East London is known as the ‘Buffalo City’ – long before written history the banks of the Buffalo River and the seashore were inhabited by early man; Nahoon footprints found in this area have been dated at been 200,000 years old, and the oldest fossilized human footprints found in the world. In more recent history the area was home to the Khoisan Bushman tribes.
East London is also the abode the original Coelacanth specimen – a prehistoric fish that has lived in the Indian Ocean for 400 million years, thought to be extinct until it was re-discovered in 1938. The discovery of a live Coelacanth in the East London harbour was regarded internationally as the most significant zoological find of the century.
Both Nelson Mandela and the fellow former president of South Africa, Thabo Mbeki, have their roots in the Eastern Cape, and its occurred to me as we are travelling what an incredible country we live in – every town we pass through has its own history and the land we are riding in between keeps changing – from the untamed coastline and jagged mountains of the cape, to the emerald Tsitsikamma Forest, lagoons of Knysna and rolling gold hills of the eastern cape. We are truly blessed.
We arrive at Port St Johns at nightfall and check into a local backpacker’s resort. Mignon is amused to find cows strolling on the beach, and after sitting around a gorgeous bonfire we fall asleep to the sound of guests drumming and singing.
Day 6
Port St Johns to Durban -360kms
Our last stretch to our destination, and I’m sure everyone is thinking the same thought- We’ve done it! The home stretch lies right ahead and the bikes have come through for us. We are all attached to our bikes and I believe we are all silently contemplating buying a scooter soon!
For the most part, the scooters have been so much fun. Cheaper to run than cars, speedy and effortless to ride. Apart from cost efficiency there is an environmental element to observe, women especially feel a need to ‘tread lightly on the earth’.
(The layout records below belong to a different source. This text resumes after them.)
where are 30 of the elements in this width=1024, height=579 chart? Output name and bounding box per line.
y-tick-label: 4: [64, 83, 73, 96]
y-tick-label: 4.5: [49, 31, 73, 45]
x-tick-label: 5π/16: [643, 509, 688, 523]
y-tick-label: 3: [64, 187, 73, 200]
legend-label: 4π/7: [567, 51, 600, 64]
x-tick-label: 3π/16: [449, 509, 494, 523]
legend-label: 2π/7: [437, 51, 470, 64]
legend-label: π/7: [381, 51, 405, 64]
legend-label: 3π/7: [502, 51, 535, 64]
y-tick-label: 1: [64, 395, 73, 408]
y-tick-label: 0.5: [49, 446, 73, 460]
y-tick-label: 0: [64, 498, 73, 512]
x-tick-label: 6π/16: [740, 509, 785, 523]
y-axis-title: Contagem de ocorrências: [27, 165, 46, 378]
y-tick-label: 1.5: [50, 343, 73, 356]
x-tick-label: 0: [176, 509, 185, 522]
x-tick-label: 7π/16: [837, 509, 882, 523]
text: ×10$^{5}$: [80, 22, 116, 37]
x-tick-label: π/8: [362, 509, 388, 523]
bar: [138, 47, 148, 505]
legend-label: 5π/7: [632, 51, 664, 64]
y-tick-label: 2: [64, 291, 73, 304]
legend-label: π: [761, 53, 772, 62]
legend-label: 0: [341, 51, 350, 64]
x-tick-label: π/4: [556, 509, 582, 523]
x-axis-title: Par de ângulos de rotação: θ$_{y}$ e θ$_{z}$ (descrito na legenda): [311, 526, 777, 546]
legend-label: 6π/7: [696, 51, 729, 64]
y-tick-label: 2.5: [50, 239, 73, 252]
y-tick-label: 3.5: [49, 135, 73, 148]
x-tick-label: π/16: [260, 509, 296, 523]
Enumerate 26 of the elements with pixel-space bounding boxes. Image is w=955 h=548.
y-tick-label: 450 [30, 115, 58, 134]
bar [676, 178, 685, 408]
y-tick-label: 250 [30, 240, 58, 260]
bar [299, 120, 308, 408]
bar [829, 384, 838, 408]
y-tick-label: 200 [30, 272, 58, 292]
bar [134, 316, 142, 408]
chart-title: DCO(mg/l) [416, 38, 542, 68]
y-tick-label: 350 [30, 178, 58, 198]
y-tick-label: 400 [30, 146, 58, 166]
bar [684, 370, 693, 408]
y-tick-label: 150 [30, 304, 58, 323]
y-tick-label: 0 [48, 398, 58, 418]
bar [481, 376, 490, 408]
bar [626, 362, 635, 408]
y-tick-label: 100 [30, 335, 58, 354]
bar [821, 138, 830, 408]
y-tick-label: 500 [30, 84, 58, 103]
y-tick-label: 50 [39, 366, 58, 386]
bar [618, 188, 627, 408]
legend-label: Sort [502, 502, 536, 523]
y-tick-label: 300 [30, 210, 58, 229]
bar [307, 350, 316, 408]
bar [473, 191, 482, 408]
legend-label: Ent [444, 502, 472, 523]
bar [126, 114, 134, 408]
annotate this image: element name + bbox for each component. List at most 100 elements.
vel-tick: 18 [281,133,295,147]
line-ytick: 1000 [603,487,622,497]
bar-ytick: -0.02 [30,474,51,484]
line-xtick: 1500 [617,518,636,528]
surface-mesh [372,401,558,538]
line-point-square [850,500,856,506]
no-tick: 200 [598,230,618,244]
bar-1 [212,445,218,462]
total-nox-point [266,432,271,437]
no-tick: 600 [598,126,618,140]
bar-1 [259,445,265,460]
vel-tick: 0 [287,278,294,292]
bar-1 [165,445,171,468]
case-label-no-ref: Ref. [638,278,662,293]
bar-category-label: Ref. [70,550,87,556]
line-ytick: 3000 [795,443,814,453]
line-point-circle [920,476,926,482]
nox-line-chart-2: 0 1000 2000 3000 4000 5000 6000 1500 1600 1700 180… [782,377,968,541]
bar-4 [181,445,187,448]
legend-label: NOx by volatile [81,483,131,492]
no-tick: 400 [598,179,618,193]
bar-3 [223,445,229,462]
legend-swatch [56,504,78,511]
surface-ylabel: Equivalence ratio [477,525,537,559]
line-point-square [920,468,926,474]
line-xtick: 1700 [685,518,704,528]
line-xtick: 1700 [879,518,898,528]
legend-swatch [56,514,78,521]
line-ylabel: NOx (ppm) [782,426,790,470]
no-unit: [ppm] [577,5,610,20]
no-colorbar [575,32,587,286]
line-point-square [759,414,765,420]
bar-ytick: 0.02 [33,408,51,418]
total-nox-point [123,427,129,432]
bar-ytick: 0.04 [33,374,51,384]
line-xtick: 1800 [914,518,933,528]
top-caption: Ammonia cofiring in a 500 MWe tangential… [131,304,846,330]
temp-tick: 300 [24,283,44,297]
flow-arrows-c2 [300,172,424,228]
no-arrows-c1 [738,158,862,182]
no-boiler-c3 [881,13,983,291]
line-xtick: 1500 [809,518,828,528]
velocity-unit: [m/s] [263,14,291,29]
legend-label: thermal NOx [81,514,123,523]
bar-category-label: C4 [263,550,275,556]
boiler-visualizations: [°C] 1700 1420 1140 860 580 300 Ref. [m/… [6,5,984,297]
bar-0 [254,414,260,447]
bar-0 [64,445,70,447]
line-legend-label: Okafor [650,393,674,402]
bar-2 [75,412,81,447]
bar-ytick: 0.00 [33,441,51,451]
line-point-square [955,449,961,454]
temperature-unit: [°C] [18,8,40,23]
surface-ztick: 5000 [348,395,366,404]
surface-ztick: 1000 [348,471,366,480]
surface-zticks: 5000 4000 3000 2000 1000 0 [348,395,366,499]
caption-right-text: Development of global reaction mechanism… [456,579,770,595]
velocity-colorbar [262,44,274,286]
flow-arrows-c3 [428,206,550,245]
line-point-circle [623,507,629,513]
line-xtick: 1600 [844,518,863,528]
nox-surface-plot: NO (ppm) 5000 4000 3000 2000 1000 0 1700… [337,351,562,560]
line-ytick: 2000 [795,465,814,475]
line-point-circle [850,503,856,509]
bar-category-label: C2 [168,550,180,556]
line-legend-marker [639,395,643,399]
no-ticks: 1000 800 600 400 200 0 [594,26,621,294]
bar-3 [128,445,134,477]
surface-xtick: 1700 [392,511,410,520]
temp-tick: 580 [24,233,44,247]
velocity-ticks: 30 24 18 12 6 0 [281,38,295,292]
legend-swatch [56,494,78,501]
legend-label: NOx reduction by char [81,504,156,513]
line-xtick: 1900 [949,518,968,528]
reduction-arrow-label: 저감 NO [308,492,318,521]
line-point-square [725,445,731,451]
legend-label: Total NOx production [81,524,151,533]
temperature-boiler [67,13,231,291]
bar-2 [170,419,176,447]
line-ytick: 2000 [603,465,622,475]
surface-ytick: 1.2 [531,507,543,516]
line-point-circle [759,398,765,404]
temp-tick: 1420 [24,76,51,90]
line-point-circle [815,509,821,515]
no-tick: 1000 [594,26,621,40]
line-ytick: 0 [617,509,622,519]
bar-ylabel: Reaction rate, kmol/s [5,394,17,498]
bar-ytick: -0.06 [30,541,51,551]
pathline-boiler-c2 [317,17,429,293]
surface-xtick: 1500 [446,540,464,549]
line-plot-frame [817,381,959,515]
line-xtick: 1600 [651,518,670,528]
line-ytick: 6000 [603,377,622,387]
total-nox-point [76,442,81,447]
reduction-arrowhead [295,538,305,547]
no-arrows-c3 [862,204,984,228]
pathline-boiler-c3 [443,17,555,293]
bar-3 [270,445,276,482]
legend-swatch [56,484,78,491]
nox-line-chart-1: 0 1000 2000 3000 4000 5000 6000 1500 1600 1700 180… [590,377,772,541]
As this journey ends I’m certainly feeling a sense of accomplishment and I couldn’t be prouder of the girls – they have covered enough distance to qualify our run as one of the longest ride-for-charity challenges in South Africa ever.
The bikes pass under the gigantic arches of the Moses Mabida Stadium and the crew are jubilant. The bikes are parked in the afternoon sun and we are interviewed for SABC television.